What’s important to take away from this exercise is that using a graph database like Kùzu for the kinds of queries we ran above makes a lot of sense. The raw transaction data that may have been sitting in an RDBMS system wasn’t simple to reason about when it came to answering questions about connected entities. Doing so in SQL would have required multiple joins and subqueries, whereas the Cypher queries we wrote were more intuitive and easier to read. That being said, not all kinds of queries benefit from a graph data model, and there are many cases where SQL and RDBMS are right tools for the job.
Another key takeaway is that designing a graph data model is an iterative exercise. You may not get it right the first time, and that’s okay! The key is to have a good understanding of the data and the questions you want to answer, and to keep refining the model as you learn more about the data. Using an embeddable solution like Kùzu is really helpful in this regard, as you can quickly load the data and test your queries without having to worry about setting up servers or authentication.

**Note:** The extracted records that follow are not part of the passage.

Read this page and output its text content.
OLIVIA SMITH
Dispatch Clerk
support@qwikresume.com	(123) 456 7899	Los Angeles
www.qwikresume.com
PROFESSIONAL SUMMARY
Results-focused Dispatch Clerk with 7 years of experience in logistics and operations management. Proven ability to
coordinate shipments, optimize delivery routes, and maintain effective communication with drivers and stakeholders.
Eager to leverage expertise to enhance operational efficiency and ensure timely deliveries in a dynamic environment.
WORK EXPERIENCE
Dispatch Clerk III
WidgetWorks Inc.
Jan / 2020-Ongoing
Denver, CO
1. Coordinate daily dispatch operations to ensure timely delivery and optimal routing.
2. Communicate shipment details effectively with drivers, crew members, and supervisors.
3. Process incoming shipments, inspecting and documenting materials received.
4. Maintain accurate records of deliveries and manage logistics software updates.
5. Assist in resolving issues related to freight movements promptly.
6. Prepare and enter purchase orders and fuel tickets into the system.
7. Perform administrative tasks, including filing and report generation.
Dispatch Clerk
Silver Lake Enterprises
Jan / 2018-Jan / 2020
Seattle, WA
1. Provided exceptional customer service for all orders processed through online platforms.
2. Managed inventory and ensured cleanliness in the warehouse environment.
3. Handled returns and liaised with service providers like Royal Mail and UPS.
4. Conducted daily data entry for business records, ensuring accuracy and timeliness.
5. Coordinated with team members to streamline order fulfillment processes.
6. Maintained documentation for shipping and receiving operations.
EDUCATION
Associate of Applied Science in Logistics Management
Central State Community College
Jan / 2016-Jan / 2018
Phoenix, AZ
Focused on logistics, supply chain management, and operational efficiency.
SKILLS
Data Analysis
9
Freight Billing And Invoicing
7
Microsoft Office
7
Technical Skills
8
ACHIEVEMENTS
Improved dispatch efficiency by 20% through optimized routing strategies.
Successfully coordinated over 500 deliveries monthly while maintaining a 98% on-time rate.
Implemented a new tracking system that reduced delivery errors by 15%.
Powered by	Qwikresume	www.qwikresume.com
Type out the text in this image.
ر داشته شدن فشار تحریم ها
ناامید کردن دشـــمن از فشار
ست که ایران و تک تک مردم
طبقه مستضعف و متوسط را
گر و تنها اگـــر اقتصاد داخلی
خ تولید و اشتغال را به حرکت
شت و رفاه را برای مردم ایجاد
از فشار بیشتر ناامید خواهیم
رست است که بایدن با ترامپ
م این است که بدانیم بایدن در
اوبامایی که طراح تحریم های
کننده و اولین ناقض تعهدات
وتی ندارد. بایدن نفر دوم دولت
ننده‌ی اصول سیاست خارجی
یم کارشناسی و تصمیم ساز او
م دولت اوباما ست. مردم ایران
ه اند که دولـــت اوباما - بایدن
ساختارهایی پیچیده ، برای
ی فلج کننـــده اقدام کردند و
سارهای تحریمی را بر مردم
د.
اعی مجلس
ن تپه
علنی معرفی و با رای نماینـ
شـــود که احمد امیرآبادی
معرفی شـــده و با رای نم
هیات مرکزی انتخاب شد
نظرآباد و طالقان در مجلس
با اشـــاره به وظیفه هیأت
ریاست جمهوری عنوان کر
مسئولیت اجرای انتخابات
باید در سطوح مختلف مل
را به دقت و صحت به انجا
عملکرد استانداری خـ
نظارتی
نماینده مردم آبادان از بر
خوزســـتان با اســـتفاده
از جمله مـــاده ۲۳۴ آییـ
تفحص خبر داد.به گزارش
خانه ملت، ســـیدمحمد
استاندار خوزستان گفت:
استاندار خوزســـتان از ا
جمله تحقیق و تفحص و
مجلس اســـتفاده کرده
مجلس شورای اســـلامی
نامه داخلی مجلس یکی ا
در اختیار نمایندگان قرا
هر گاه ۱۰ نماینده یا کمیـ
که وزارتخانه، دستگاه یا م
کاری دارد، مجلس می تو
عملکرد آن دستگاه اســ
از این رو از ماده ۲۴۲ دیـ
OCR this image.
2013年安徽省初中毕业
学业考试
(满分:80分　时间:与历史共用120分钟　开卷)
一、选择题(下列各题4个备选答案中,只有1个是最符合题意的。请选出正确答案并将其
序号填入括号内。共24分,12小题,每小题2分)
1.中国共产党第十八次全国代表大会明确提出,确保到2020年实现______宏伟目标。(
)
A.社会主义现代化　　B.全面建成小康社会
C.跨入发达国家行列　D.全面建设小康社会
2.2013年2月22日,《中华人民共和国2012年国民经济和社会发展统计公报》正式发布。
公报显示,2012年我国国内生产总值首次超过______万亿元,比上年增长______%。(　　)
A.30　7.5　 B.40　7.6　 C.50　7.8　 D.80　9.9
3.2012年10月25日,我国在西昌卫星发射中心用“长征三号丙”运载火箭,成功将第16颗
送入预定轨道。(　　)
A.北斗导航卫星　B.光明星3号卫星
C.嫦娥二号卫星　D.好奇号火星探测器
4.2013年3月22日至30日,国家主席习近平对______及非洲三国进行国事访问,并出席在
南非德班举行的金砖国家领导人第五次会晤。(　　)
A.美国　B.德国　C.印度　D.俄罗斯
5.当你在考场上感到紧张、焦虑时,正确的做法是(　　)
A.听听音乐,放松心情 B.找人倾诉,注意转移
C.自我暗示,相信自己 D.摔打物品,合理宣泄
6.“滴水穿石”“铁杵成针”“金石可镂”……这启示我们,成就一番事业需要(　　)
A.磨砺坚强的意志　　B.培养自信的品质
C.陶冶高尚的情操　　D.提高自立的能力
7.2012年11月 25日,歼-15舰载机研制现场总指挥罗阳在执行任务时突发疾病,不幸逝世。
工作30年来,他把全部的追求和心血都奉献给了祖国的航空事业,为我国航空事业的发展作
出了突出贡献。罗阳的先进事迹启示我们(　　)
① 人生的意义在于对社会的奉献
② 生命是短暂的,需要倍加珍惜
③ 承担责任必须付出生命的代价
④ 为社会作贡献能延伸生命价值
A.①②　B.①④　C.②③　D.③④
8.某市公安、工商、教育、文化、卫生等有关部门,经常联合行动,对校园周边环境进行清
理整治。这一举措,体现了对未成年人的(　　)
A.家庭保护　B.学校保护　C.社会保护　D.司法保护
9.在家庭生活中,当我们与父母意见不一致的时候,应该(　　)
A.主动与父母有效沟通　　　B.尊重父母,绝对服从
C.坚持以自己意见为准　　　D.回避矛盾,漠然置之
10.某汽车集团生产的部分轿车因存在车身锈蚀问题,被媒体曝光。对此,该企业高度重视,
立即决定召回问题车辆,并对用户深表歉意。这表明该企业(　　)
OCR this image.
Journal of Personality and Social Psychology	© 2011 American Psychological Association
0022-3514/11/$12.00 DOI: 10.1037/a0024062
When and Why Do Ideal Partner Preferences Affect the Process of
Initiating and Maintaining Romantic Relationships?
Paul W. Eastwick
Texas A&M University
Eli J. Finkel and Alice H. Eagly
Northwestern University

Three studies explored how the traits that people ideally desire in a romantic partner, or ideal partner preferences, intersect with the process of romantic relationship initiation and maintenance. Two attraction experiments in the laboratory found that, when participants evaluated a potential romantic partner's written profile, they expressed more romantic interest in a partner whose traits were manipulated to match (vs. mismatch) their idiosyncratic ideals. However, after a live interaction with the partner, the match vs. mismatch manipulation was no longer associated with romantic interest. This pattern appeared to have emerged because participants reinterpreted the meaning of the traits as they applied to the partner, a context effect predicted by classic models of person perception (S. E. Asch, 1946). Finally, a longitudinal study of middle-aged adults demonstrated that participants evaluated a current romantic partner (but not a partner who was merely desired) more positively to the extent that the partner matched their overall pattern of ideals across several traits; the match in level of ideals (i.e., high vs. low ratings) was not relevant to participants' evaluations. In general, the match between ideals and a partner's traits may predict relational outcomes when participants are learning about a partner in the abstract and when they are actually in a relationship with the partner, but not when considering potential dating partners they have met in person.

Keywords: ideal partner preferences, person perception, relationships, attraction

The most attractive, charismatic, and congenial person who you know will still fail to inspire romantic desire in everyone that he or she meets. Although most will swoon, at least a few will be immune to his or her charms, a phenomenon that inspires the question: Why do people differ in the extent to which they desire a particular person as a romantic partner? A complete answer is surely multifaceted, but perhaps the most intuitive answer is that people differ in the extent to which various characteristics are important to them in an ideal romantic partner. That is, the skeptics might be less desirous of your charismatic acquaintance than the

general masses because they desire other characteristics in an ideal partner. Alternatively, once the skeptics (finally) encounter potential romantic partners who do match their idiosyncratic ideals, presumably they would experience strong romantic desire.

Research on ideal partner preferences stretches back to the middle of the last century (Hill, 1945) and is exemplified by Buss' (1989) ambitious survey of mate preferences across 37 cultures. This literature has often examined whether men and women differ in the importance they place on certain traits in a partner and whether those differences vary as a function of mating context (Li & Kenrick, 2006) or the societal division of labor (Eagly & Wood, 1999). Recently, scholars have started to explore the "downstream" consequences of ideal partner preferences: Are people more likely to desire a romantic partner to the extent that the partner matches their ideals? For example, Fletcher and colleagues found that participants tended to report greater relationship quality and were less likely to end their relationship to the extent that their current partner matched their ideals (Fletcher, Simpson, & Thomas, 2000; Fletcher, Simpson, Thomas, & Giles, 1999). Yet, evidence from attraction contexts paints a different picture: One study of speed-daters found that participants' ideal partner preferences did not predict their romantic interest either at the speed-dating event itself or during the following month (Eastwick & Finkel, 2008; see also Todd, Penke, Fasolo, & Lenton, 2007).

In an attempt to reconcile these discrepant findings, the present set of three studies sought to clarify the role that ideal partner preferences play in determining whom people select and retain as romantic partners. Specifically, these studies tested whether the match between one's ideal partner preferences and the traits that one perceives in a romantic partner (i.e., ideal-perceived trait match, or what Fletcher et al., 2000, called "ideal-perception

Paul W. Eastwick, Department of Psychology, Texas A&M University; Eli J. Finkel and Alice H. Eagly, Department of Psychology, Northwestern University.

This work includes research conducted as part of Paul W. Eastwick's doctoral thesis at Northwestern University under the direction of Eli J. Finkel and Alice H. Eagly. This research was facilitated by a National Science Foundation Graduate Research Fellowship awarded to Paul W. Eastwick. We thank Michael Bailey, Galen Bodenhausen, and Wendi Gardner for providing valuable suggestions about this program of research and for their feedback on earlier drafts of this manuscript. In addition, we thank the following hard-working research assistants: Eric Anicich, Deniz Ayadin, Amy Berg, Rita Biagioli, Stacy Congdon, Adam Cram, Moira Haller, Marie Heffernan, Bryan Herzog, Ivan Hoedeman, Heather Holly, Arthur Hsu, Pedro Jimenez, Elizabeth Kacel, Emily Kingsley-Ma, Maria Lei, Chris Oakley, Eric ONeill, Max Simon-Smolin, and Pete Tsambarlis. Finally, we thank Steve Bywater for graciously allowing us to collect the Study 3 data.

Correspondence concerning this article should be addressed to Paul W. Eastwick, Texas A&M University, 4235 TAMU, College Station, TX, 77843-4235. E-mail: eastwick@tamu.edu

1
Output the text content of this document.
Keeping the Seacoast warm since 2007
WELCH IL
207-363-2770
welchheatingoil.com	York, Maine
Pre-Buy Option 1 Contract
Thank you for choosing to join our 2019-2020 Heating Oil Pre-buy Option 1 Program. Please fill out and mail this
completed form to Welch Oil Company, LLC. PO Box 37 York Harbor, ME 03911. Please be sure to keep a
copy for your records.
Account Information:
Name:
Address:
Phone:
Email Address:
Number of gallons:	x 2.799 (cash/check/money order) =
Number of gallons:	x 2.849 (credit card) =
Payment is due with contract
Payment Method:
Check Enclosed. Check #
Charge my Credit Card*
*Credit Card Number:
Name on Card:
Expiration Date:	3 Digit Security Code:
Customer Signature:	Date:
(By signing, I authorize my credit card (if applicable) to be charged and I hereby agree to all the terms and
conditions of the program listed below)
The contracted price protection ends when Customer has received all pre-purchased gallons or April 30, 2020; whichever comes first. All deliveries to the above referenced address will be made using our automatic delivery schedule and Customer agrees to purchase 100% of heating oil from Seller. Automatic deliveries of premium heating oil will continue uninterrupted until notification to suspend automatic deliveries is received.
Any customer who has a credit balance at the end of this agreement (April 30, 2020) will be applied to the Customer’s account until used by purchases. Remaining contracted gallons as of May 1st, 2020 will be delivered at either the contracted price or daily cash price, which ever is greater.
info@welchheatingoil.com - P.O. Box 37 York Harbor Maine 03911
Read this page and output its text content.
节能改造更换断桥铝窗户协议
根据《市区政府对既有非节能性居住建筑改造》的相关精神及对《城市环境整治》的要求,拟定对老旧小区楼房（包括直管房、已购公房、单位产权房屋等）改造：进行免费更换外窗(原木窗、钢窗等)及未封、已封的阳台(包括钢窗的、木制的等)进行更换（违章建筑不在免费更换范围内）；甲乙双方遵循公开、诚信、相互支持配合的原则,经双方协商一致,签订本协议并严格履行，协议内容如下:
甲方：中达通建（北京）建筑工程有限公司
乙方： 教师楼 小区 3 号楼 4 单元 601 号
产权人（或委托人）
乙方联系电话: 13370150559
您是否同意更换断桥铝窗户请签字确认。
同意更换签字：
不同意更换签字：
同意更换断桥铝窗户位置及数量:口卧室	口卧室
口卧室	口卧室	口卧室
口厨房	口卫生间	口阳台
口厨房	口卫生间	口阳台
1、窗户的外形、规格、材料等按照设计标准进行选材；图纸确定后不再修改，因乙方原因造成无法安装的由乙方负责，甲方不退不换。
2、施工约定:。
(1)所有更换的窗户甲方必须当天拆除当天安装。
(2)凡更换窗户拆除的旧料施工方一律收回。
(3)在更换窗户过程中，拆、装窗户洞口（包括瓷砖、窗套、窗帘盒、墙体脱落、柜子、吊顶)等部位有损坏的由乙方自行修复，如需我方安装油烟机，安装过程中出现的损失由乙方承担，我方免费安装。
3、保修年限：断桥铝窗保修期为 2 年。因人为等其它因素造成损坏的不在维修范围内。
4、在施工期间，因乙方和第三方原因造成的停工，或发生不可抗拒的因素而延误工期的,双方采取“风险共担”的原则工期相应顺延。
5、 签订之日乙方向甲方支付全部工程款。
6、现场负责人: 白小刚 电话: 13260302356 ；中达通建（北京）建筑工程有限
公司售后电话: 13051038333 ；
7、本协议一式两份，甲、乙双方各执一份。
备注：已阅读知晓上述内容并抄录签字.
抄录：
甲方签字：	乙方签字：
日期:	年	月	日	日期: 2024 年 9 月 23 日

In the next post, we’ll look at a larger dataset of a similar nature, to answer more complex questions about disputed transactions. In the meantime, give Kùzu a try out on your own data, and begin thinking about whether knowledge graphs are a good fit for your use case!
Code
The code to reproduce the workflow shown in this post can be found in the graphdb-demo repository. It uses Kùzu’s Python API, but you are welcome to use the client API of your choice.